It was my intention to celebrate the sandwich when I started this column early last year by finding as many tasty examples as possible. The emphasis was on fringe styles, but also presenting sandwiches that were considered normal 30 years ago that now seem quaint. I have done this weekly, and periodically presented round-ups of the ones I consider best.
Where can you still get a wild sandwich in the wee hours, post-coronavirus? Well, East Village deli Sunny & Annie’s — open 24 hours — continues to fulfill that sacred imperative. To say that the sandwiches offered are oddball is an understatement; in fact you’d be embarrassed to order a ham and cheese on white once you’ve stepped up to the high counter and examined the crowded display of colored cards that constitute the menu.
These sandwiches often have political or geographic themes: there’s one called the Obama (grilled chicken and eggplant), another known as the Bernie Sanders (teriyaki chicken and shiitake mushrooms), and a third called the Mr. Bloom burger, cryptically based on a patty of curried chicken. Others are named after the year of creation, or demonstrate artistic (Mona Lisa) or Korean (kimchee bulgogi) culinary themes. It’s a confusing welter of choices, especially since many of the sandwiches have so many ingredients, it’s impossible to tell what they’ll taste like. So, take a chance!
On the other hand, social distancing dictates that you make your choice fast, and then go outside on Avenue B to wait for Annie to give you a high sign through the window. I picked the Jackie Chan, because I like Jackie Chan, but was he there as a comic actor, martial arts star, or guy who has seven branches of a sushi chain in South Korea, at least according to Wikipedia?
The Jackie Chan begins simply enough with beef bulgogi, beefy tasting and slightly sweet, then adds black bean sauce, muenster cheese, cilantro, cucumber, pickled jalapenos, spinach, radish, and sesame leaves on a giant hero ($11.99). And the preparation is so complicated, I waited outside for 15 minutes, feeling both important and embarrassed at the same time. Then I took it to my community garden across the street to assay it.

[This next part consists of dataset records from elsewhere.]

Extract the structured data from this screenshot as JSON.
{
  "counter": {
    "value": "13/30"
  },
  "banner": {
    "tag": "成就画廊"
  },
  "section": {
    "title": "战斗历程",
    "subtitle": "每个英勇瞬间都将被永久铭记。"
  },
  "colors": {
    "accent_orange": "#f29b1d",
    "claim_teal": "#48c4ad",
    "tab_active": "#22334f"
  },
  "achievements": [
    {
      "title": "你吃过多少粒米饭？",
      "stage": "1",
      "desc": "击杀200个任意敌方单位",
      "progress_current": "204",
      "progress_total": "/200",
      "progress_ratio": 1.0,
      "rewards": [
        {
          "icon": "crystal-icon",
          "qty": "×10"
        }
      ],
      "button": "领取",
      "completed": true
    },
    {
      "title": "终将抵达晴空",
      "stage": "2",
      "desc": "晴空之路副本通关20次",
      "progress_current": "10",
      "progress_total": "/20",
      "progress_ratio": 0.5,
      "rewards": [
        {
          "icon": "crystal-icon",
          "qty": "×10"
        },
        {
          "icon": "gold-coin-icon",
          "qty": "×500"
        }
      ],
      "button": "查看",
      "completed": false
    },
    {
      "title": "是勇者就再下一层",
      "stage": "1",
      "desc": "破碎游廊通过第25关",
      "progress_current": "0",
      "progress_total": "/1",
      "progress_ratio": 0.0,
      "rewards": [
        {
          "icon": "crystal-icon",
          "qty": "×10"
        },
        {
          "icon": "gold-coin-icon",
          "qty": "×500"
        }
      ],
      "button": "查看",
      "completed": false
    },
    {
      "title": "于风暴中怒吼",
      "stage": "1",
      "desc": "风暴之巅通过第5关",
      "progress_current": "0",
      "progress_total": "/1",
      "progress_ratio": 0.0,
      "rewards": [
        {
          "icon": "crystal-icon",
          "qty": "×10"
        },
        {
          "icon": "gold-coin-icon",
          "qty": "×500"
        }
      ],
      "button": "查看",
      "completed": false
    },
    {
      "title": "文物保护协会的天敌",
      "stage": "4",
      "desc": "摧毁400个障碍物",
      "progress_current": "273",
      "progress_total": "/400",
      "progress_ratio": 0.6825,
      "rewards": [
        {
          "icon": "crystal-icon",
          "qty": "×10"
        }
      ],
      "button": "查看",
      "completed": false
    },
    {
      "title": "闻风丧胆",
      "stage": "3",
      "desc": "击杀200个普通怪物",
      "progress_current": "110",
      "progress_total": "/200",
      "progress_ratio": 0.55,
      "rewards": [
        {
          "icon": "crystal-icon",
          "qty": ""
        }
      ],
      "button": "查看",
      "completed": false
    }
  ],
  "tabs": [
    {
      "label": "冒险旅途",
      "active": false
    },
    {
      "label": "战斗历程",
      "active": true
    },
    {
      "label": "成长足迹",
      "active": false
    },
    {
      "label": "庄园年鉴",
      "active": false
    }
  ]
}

The sandwich was delicious, though so filled with ingredients that it was impossible to keep them from falling out of the bread. The thing was a compendium of flavor jags (sesame leaves, purple onions, and jalapeno stood out). Some freestyling from the cook that had not appeared on the red ingredients card had included avocado, which lent a certain unctuous slipperiness, and an extra level of greenness to a filling that already seemed very green. Yes, it was a magnificent sandwich once comprehended, and so big I saved half for later.
Pick one up in person, or have it delivered by Postmates.